Discrete GPUs are here to stay

John MelonakosCUDA 2 Comments

Ever since AccelerEyes began over 4 years ago, naysayers have flippantly tossed out the idea that somehow computing on discrete GPUs will soon go away. Some thought AMD’s Fusion would become the demise of discrete GPU computing. Others thought that Intel’s integrated graphics would squeeze high-end GPUs out of the market.

Neither is anywhere close to disrupting the utility of discrete GPUs (especially those currently available from NVIDIA) for solving computational challenges that face domain professionals.

Today, Jon Peddie Research introduced a free whitepaper describing the market forces and the sales projections of GPUs.  From the article:

“The facts speak for themselves. Those who are concerned about graphics performance will buy discrete GPU systems. As good as they are, embedded graphics processors will never be a replacement for a powerful discrete GPU…  Discrete GPUs have, and will continue to hold, a multi-year lead over integrated graphics, and software applications and operating systems aren’t standing still. Therefore, the notion that the evolution of integration spells the end of discrete GPUs just isn’t founded.”

We continue to see the rise of GPU computing positively impact the growth of AccelerEyes and are delighted to see so many of our customers achieving great acceleration with Jacket technology.

To the naysayers out there, you might consider giving this a closer look 🙂

Comments 2

  1. This is good news … because a lot of people are still saying, that current NVIDIA TESLA technology is the death branch of GPGPU development and still waiting for new CPUs with “powerfull” GPU subsystem

  2. I disagree. “The people who said that” are right. Integrated graphics will replace most discrete GPU’s from the market, just like the “mobile” discrete GPU’s have replaced most PC GPU’s from the market (meaning not too many people care about them anymore).
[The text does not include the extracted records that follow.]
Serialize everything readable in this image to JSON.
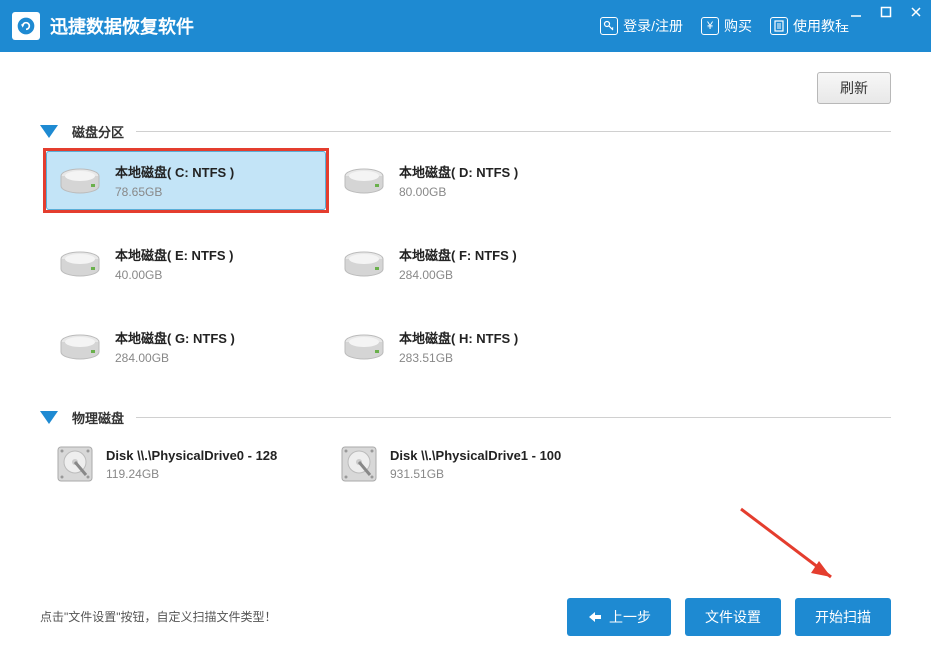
{
  "app": {
    "title": "迅捷数据恢复软件"
  },
  "header": {
    "login": "登录/注册",
    "buy": "购买",
    "tutorial": "使用教程"
  },
  "refresh_label": "刷新",
  "sections": {
    "partitions": "磁盘分区",
    "physical": "物理磁盘"
  },
  "partitions": [
    {
      "name": "本地磁盘( C: NTFS )",
      "size": "78.65GB",
      "selected": true
    },
    {
      "name": "本地磁盘( D: NTFS )",
      "size": "80.00GB",
      "selected": false
    },
    {
      "name": "本地磁盘( E: NTFS )",
      "size": "40.00GB",
      "selected": false
    },
    {
      "name": "本地磁盘( F: NTFS )",
      "size": "284.00GB",
      "selected": false
    },
    {
      "name": "本地磁盘( G: NTFS )",
      "size": "284.00GB",
      "selected": false
    },
    {
      "name": "本地磁盘( H: NTFS )",
      "size": "283.51GB",
      "selected": false
    }
  ],
  "physical": [
    {
      "name": "Disk \\\\.\\PhysicalDrive0 - 128",
      "size": "119.24GB"
    },
    {
      "name": "Disk \\\\.\\PhysicalDrive1 - 100",
      "size": "931.51GB"
    }
  ],
  "footer": {
    "hint": "点击\"文件设置\"按钮，自定义扫描文件类型！",
    "back": "上一步",
    "settings": "文件设置",
    "scan": "开始扫描"
  }
}
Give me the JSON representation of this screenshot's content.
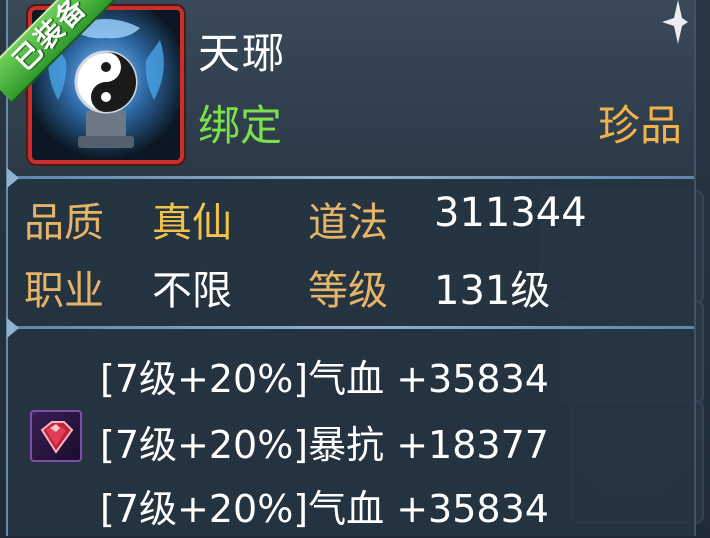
{
  "item": {
    "equipped_badge": "已装备",
    "name": "天琊",
    "bind_status": "绑定",
    "rarity": "珍品",
    "icon": "yinyang-pedestal-icon"
  },
  "stats": {
    "quality_label": "品质",
    "quality_value": "真仙",
    "dao_label": "道法",
    "dao_value": "311344",
    "class_label": "职业",
    "class_value": "不限",
    "level_label": "等级",
    "level_value": "131级"
  },
  "gems": {
    "icon": "red-gem-icon",
    "rows": [
      "[7级+20%]气血 +35834",
      "[7级+20%]暴抗 +18377",
      "[7级+20%]气血 +35834"
    ]
  },
  "colors": {
    "name": "#ffffff",
    "bind": "#7be04a",
    "rarity": "#f0b24a",
    "label": "#e6b468",
    "quality": "#f3c24b",
    "frame": "#c9302c"
  }
}
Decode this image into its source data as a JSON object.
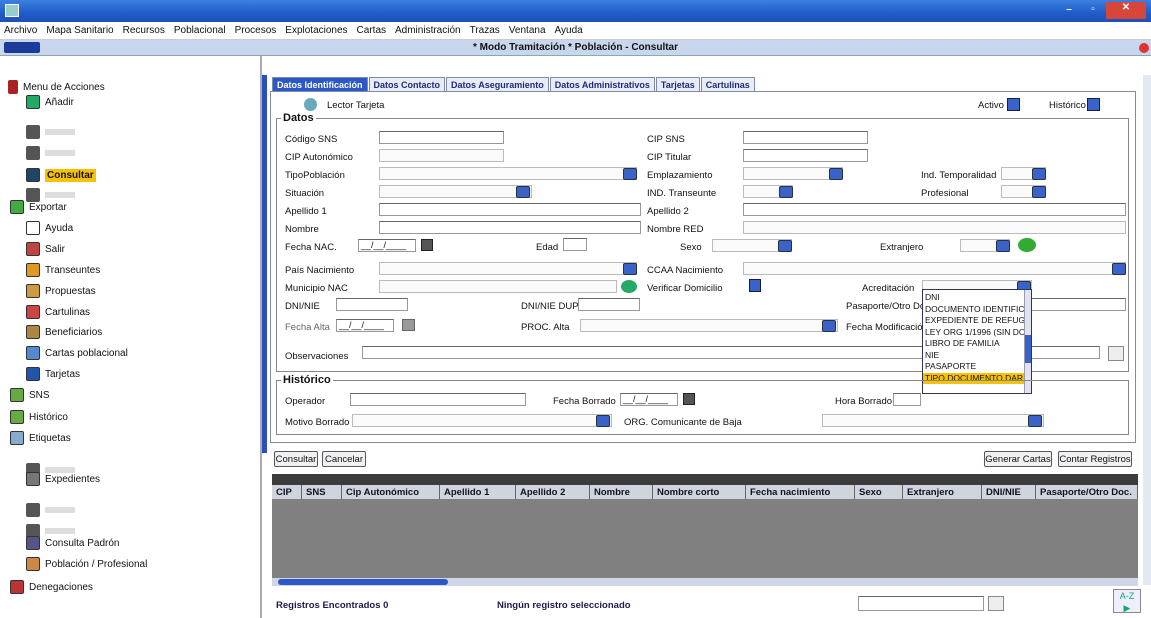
{
  "menu": [
    "Archivo",
    "Mapa Sanitario",
    "Recursos",
    "Poblacional",
    "Procesos",
    "Explotaciones",
    "Cartas",
    "Administración",
    "Trazas",
    "Ventana",
    "Ayuda"
  ],
  "window_title": "* Modo Tramitación *   Población - Consultar",
  "sidebar": {
    "header": "Menu de Acciones",
    "items": [
      "Añadir",
      "Consultar",
      "Exportar",
      "Ayuda",
      "Salir",
      "Transeuntes",
      "Propuestas",
      "Cartulinas",
      "Beneficiarios",
      "Cartas poblacional",
      "Tarjetas",
      "SNS",
      "Histórico",
      "Etiquetas",
      "Expedientes",
      "Consulta Padrón",
      "Población / Profesional",
      "Denegaciones"
    ]
  },
  "tabs": [
    "Datos Identificación",
    "Datos Contacto",
    "Datos Aseguramiento",
    "Datos Administrativos",
    "Tarjetas",
    "Cartulinas"
  ],
  "lector": "Lector Tarjeta",
  "activo": "Activo",
  "historico_chk": "Histórico",
  "datos": {
    "title": "Datos",
    "codigo_sns": "Código SNS",
    "cip_sns": "CIP SNS",
    "cip_auto": "CIP Autonómico",
    "cip_titular": "CIP Titular",
    "tipo_pob": "TipoPoblación",
    "emplazamiento": "Emplazamiento",
    "ind_temp": "Ind. Temporalidad",
    "situacion": "Situación",
    "ind_trans": "IND. Transeunte",
    "profesional": "Profesional",
    "apellido1": "Apellido 1",
    "apellido2": "Apellido 2",
    "nombre": "Nombre",
    "nombre_red": "Nombre RED",
    "fecha_nac": "Fecha NAC.",
    "fecha_nac_val": "__/__/____",
    "edad": "Edad",
    "sexo": "Sexo",
    "extranjero": "Extranjero",
    "pais_nac": "País Nacimiento",
    "ccaa_nac": "CCAA Nacimiento",
    "mun_nac": "Municipio NAC",
    "verificar": "Verificar Domicilio",
    "acreditacion": "Acreditación",
    "dni": "DNI/NIE",
    "dni_dup": "DNI/NIE DUP.",
    "pasaporte": "Pasaporte/Otro Do",
    "fecha_alta": "Fecha Alta",
    "fecha_alta_val": "__/__/____",
    "proc_alta": "PROC. Alta",
    "fecha_mod": "Fecha Modificació",
    "observaciones": "Observaciones"
  },
  "dropdown": [
    "DNI",
    "DOCUMENTO IDENTIFICA",
    "EXPEDIENTE DE REFUGI",
    "LEY ORG 1/1996 (SIN DO",
    "LIBRO DE FAMILIA",
    "NIE",
    "PASAPORTE",
    "TIPO DOCUMENTO DAR"
  ],
  "historico": {
    "title": "Histórico",
    "operador": "Operador",
    "fecha_borrado": "Fecha Borrado",
    "fecha_val": "__/__/____",
    "hora_borrado": "Hora Borrado",
    "motivo": "Motivo Borrado",
    "org": "ORG. Comunicante de Baja"
  },
  "buttons": {
    "consultar": "Consultar",
    "cancelar": "Cancelar",
    "generar": "Generar Cartas",
    "contar": "Contar Registros"
  },
  "columns": [
    "CIP",
    "SNS",
    "Cip Autonómico",
    "Apellido 1",
    "Apellido 2",
    "Nombre",
    "Nombre corto",
    "Fecha nacimiento",
    "Sexo",
    "Extranjero",
    "DNI/NIE",
    "Pasaporte/Otro Doc."
  ],
  "status": {
    "found": "Registros Encontrados 0",
    "none": "Ningún registro seleccionado",
    "az": "A-Z"
  }
}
    Integrated graphics are just now becoming good enough to play HD video and such, and most people don’t care about playing latest games on their laptops. The “ultrabooks” trend should also push the discrete GPU’s out of the market even faster.

    But of course professionals will still use discrete GPU’s. I wouldn’t worry too much about Nvidia anyway. They are leading the way in the ARM chip market, and that is ultimately the future for “personal computing” chips. So even though both Intel and AMD are disrupting Nvidia with their integrated graphics, Nvidia is also disrupting them back in an even worse way in the mobile market.